SACD & Other Hi-Res Reviews
DOHNANYI: String Quartets Nos. 1 and 3; Rural Hungarica – Kocian Quartet/ Vaclav Bernasek, cello/ Jaromir Klepac, piano – Praga Digitals
Published on July 17, 2010
DOHNANYI: String Quartets Nos. 1 and 3; Rural Hungarica – Kocian Quartet/ Vaclav Bernasek, cello/ Jaromir Klepac, piano – Praga Digitals multichannel SACD PRD/DSD 250 268 – [Distr. by Harmonia mundi] 62:01 *****:
Although he was Hungarian, the pianist, composer, conductor and teacher Erno Dohnanyi (1877-1960) is not remembered in the same breath as Bartok or Kodaly. His compositions were in the late Romantic style, yet, he promoted his avante garde countrymen and mentored pianists Annie Fischer, and Geza Anda and the great conductor Georg Solti. His grandson was the conductor Christoph von Dohnanyi. He pursued a busy career as a concert pianist and made the mistake of moving to Vienna during the Anschluss, a move that was interpreted as pro-Nazi. His two sons were executed by the Nazis, his music was banned and he moved to the United States where he continued his career as pianist and teacher. Dohnanyi’s compositions have only become recently well known, as his music is melodic and closer to Brahms than any of the twentieth century modernists. [Many readers will be familiar with his Variations on a Nursery Tune for piano and orchestra – which tune happens to be Twinkle, Twinkle Little Star…Ed.]

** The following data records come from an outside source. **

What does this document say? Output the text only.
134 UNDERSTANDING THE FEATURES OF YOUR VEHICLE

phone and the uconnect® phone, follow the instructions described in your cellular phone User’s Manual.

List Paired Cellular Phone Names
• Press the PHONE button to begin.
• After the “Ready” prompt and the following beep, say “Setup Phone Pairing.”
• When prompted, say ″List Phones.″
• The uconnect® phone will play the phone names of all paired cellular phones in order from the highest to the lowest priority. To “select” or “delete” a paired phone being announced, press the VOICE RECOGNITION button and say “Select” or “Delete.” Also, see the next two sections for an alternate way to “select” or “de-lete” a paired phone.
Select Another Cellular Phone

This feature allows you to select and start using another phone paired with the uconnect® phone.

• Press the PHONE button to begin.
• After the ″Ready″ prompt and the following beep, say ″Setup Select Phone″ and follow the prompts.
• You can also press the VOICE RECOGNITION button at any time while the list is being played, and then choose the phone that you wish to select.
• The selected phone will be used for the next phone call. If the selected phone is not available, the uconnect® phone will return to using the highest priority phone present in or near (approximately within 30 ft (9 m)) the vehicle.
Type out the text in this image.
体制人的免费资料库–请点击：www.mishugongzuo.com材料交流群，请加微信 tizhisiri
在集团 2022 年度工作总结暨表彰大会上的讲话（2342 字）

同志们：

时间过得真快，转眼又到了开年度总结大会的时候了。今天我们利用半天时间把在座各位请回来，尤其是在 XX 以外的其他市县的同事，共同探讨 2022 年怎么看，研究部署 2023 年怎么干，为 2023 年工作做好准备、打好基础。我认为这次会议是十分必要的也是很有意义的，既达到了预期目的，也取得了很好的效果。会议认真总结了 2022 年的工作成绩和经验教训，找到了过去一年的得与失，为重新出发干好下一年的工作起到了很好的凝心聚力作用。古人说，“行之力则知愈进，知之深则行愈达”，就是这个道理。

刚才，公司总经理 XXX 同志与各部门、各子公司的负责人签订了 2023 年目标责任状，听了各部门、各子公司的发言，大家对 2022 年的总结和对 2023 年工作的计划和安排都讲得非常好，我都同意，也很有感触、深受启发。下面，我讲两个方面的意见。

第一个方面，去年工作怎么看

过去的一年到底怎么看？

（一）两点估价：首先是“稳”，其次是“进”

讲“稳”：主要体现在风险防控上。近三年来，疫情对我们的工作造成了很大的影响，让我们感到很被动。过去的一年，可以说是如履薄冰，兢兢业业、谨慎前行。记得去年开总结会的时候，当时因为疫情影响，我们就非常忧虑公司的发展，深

What’s immediately discernible on this CD is how beautifully the Kocian Quartet performs these ripely Romantic quartets. The Quartet No. 1 (1899) adheres to a classical four movement structure with clear melodic lines. Notable is the Gypsy-inspired last movement, Vivace. Ruralia hungarica was a set of seven piano pieces, one of which was set for cello and piano. It’s a melancholic and beautiful musical palette cleanser for the Third Quartet which follows. Cellist Vaclav Bernasek and pianist Jaromir Klepac play it lusciously.

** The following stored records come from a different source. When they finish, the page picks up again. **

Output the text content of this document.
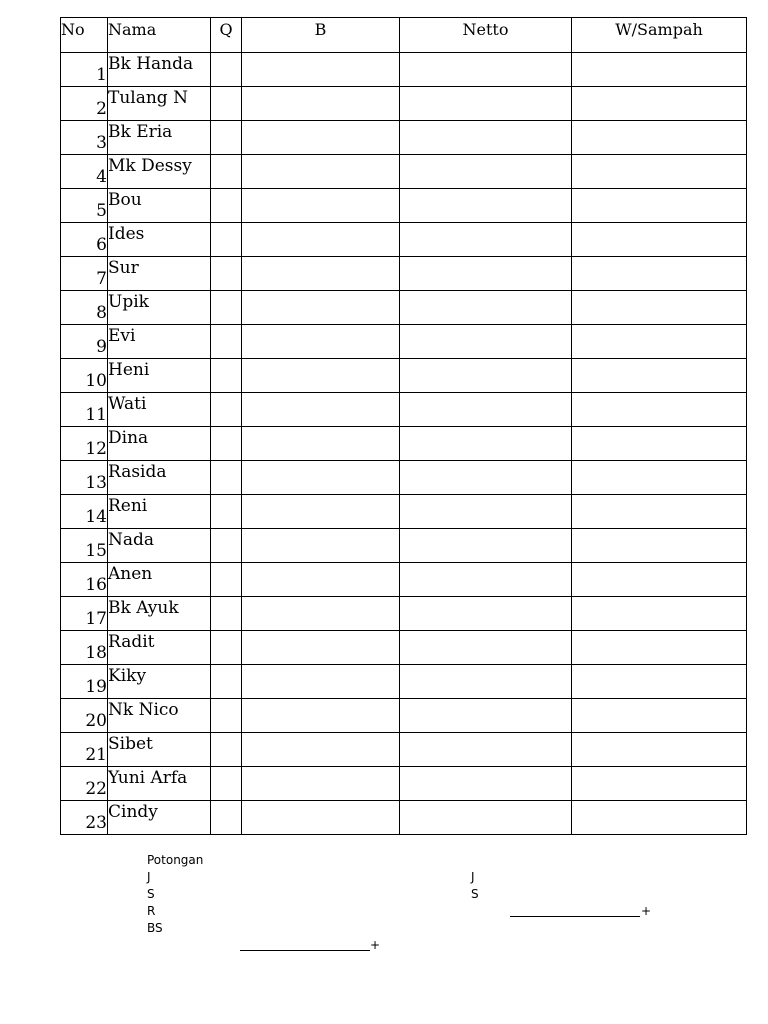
No	Nama	Q	B	Netto	W/Sampah
1	Bk Handa				
2	Tulang N				
3	Bk Eria				
4	Mk Dessy				
5	Bou				
6	Ides				
7	Sur				
8	Upik				
9	Evi				
10	Heni				
11	Wati				
12	Dina				
13	Rasida				
14	Reni				
15	Nada				
16	Anen				
17	Bk Ayuk				
18	Radit				
19	Kiky				
20	Nk Nico				
21	Sibet				
22	Yuni Arfa				
23	Cindy				
Potongan
J
S
R
BS
J
S
+
+
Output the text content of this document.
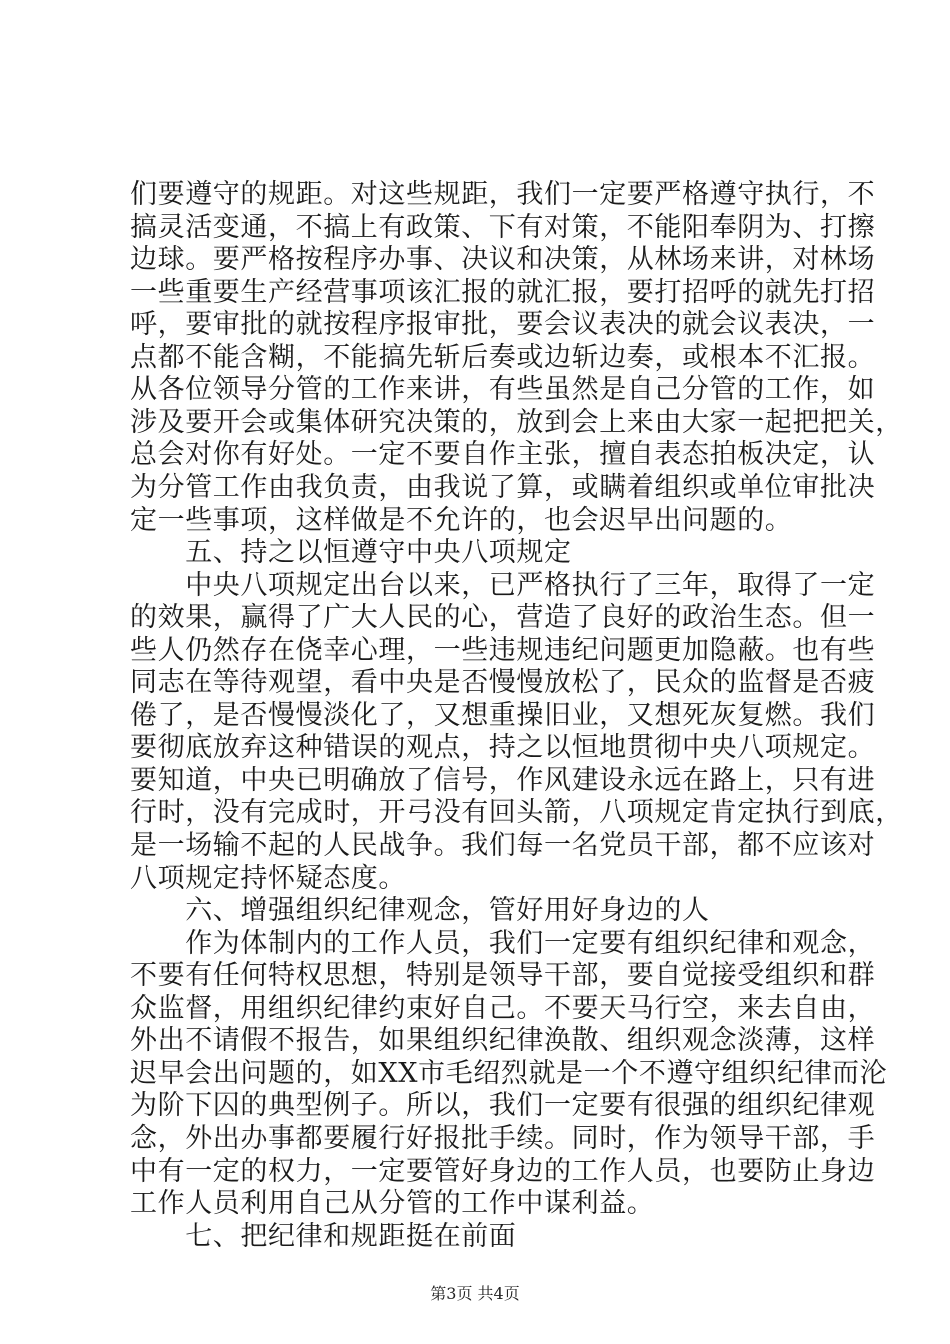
们要遵守的规距。对这些规距，我们一定要严格遵守执行，不
搞灵活变通，不搞上有政策、下有对策，不能阳奉阴为、打擦
边球。要严格按程序办事、决议和决策，从林场来讲，对林场
一些重要生产经营事项该汇报的就汇报，要打招呼的就先打招
呼，要审批的就按程序报审批，要会议表决的就会议表决，一
点都不能含糊，不能搞先斩后奏或边斩边奏，或根本不汇报。
从各位领导分管的工作来讲，有些虽然是自己分管的工作，如
涉及要开会或集体研究决策的，放到会上来由大家一起把把关，
总会对你有好处。一定不要自作主张，擅自表态拍板决定，认
为分管工作由我负责，由我说了算，或瞒着组织或单位审批决
定一些事项，这样做是不允许的，也会迟早出问题的。
　　五、持之以恒遵守中央八项规定
　　中央八项规定出台以来，已严格执行了三年，取得了一定
的效果，赢得了广大人民的心，营造了良好的政治生态。但一
些人仍然存在侥幸心理，一些违规违纪问题更加隐蔽。也有些
同志在等待观望，看中央是否慢慢放松了，民众的监督是否疲
倦了，是否慢慢淡化了，又想重操旧业，又想死灰复燃。我们
要彻底放弃这种错误的观点，持之以恒地贯彻中央八项规定。
要知道，中央已明确放了信号，作风建设永远在路上，只有进
行时，没有完成时，开弓没有回头箭，八项规定肯定执行到底，
是一场输不起的人民战争。我们每一名党员干部，都不应该对
八项规定持怀疑态度。
　　六、增强组织纪律观念，管好用好身边的人
　　作为体制内的工作人员，我们一定要有组织纪律和观念，
不要有任何特权思想，特别是领导干部，要自觉接受组织和群
众监督，用组织纪律约束好自己。不要天马行空，来去自由，
外出不请假不报告，如果组织纪律涣散、组织观念淡薄，这样
迟早会出问题的，如XX市毛绍烈就是一个不遵守组织纪律而沦
为阶下囚的典型例子。所以，我们一定要有很强的组织纪律观
念，外出办事都要履行好报批手续。同时，作为领导干部，手
中有一定的权力，一定要管好身边的工作人员，也要防止身边
工作人员利用自己从分管的工作中谋利益。
　　七、把纪律和规距挺在前面
第3页 共4页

While the Third Quartet (1926) is written in the late Romantic style, there are indications that Dohnanyi was influenced by his contemporaries (after all, it’s 1926!). There are unresolved dissonances and differing meters are placed next to each other. The coda of the first movement, furioso, is practically a mini-movement in itself. The andante, a theme and variations, shows Dohnanyi at his structural and harmonic nadir and the vivace giocoso finale is jubilantly luminous. This is a Romantic gem that should be performed a more often in concert. Of course, there’s the matchless recording of the Hollywood Quartet (1955) which is two minutes slower than the Kocian Quartet. But I like the wider variance in tempo and the added drama of the Kocian’s performance in superlative current stereo.
Anyone not familiar with these quartets will find much pleasure in these wonderful Romantic compositions.